Hadoop Multi Node Installation on Centos 6.X (Non-Secure Mode)

JDK должна быть установлена

Инсталляция JDK

Инсталляция также как и в single. Разница только в конфигах.

Имеем 4 виртуальные машины Centos


Обязательные пакеты для работы. Устанавливаются на все компьютеры кластера.

# yum install -y \
openssh-clients


Конфиг везде разный, но выглядит приблизительно следующим образом:

# vi /etc/sysconfig/network

NETWORKING=yes
HOSTNAME=hadoopmaster1.localdomain


# vi /etc/hosts

192.168.1.10 hadoopmaster1.localdomain hadoopmaster1

192.168.1.11 hadoopslave1.localdomain hadoopslave1
192.168.1.12 hadoopslave2.localdomain hadoopslave2
192.168.1.13 hadoopslave3.localdomain hadoopslave3


Делаем возможность подключиться к localhost по SSH без пароля (hadoopmaster1, hadoopslave1, hadoopslave2, hadoopslave3)

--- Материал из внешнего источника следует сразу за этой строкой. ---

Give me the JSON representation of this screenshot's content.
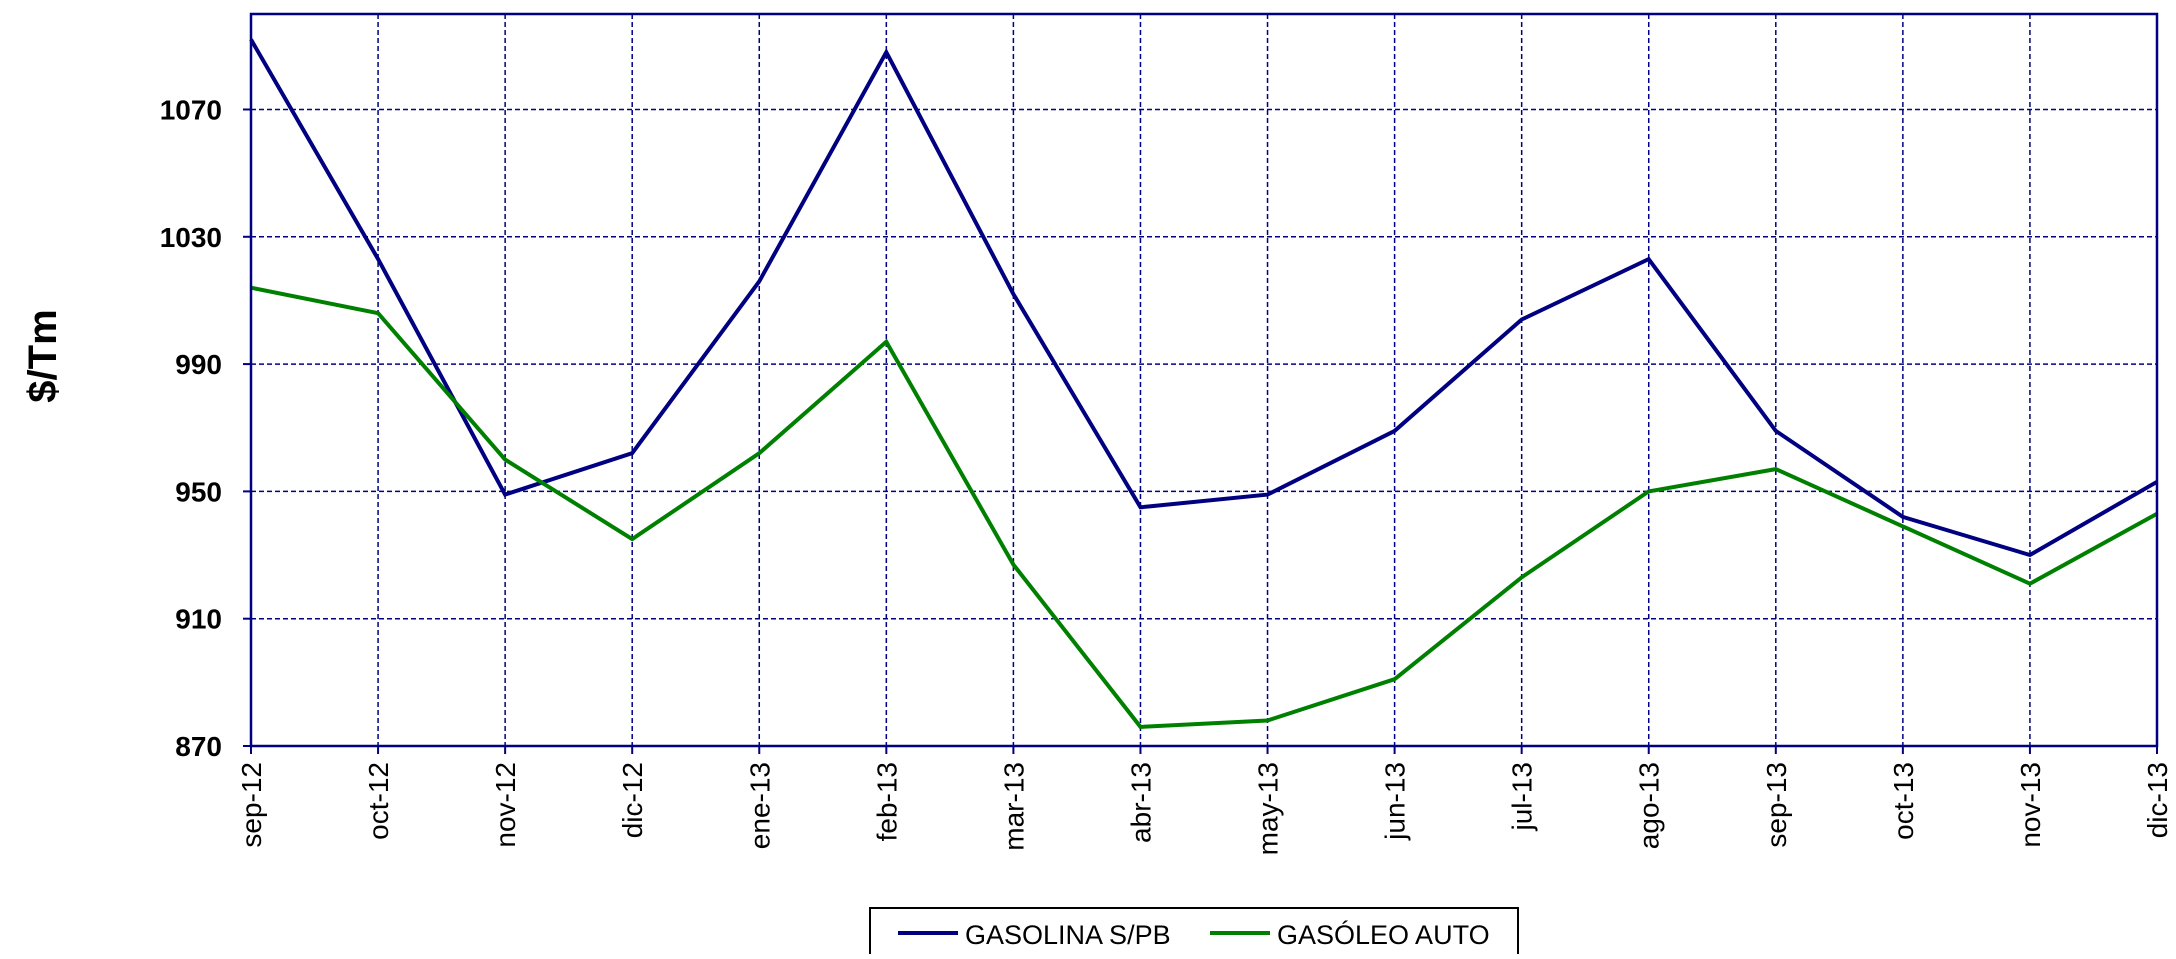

$ ssh-keygen -t dsa -P '' -f ~/.ssh/id_dsa
$ cat ~/.ssh/id_dsa.pub >> ~/.ssh/authorized_keys
$ chmod 0700 ~/.ssh/authorized_keys
$ ssh localhost


Делаем возможность подключиться к узлам по SSH без пароля между (hadoopmaster1 и hadoopslave1, hadoopslave2, hadoopslave3)

hadoopslave1

$ scp ~/.ssh/id_dsa.pub hadoop@hadoopmaster1:/tmp/id_dsa_slave1.pub

hadoopmaster1

$ cat /tmp/id_dsa_slave1.pub >> ~/.ssh/authorized_keys
$ scp ~/.ssh/id_dsa.pub hadoop@hadoopslave1:/tmp/id_dsa_master1.pub

hadoopslave1

$ cat /tmp/id_dsa_master1.pub >> ~/.ssh/authorized_keys
$ ssh hadoopmaster1
$ ssh hadoopslave1


=====

hadoopslave2

$ scp ~/.ssh/id_dsa.pub hadoop@hadoopmaster1:/tmp/id_dsa_slave2.pub

hadoopmaster1

$ cat /tmp/id_dsa_slave2.pub >> ~/.ssh/authorized_keys
$ scp ~/.ssh/id_dsa.pub hadoop@hadoopslave2:/tmp/id_dsa_master1.pub


hadoopslave2

$ cat /tmp/id_dsa_master1.pub >> ~/.ssh/authorized_keys
$ ssh hadoopmaster1
$ ssh hadoopslave2

=====

hadoopslave3

$ scp ~/.ssh/id_dsa.pub hadoop@hadoopmaster1:/tmp/id_dsa_slave3.pub

hadoopmaster1

$ cat /tmp/id_dsa_slave3.pub >> ~/.ssh/authorized_keys
$ scp ~/.ssh/id_dsa.pub hadoop@hadoopslave3:/tmp/id_dsa_master1.pub


hadoopslave3

$ cat /tmp/id_dsa_master1.pub >> ~/.ssh/authorized_keys
$ ssh hadoopmaster1
$ ssh hadoopslave3


hadoopmaster1

$ mkdir -p ~/hadoop_data/hdfs/namenode


$ vi /opt/hadoop/2.7.1/etc/hadoop/hdfs-site.xml


***

<configuration>
	<property>
		<name>dfs.replication</name>
		<value>3</value>
	</property>
	<property>
		<name>dfs.namenode.name.dir</name>
		<value>file:/home/hadoop/hadoop_data/hdfs/namenode</value>
	</property>
</configuration>


hadoopslave1, hadoopslave2, hadoopslave3

$ mkdir -p ~/hadoop_data/hdfs/datanode


$ vi /opt/hadoop/2.7.1/etc/hadoop/hdfs-site.xml


***

<configuration>
	<property>
		<name>dfs.replication</name>
		<value>3</value>
	</property>
	<property>
		<name>dfs.datanode.data.dir</name>
		<value>file:/home/hadoop/hadoop_data/hdfs/datanode</value>
	</property>
</configuration>


На всех компьютерах, работающих в кластере (hadoopmaster1, hadoopslave1, hadoopslave2, hadoopslave3)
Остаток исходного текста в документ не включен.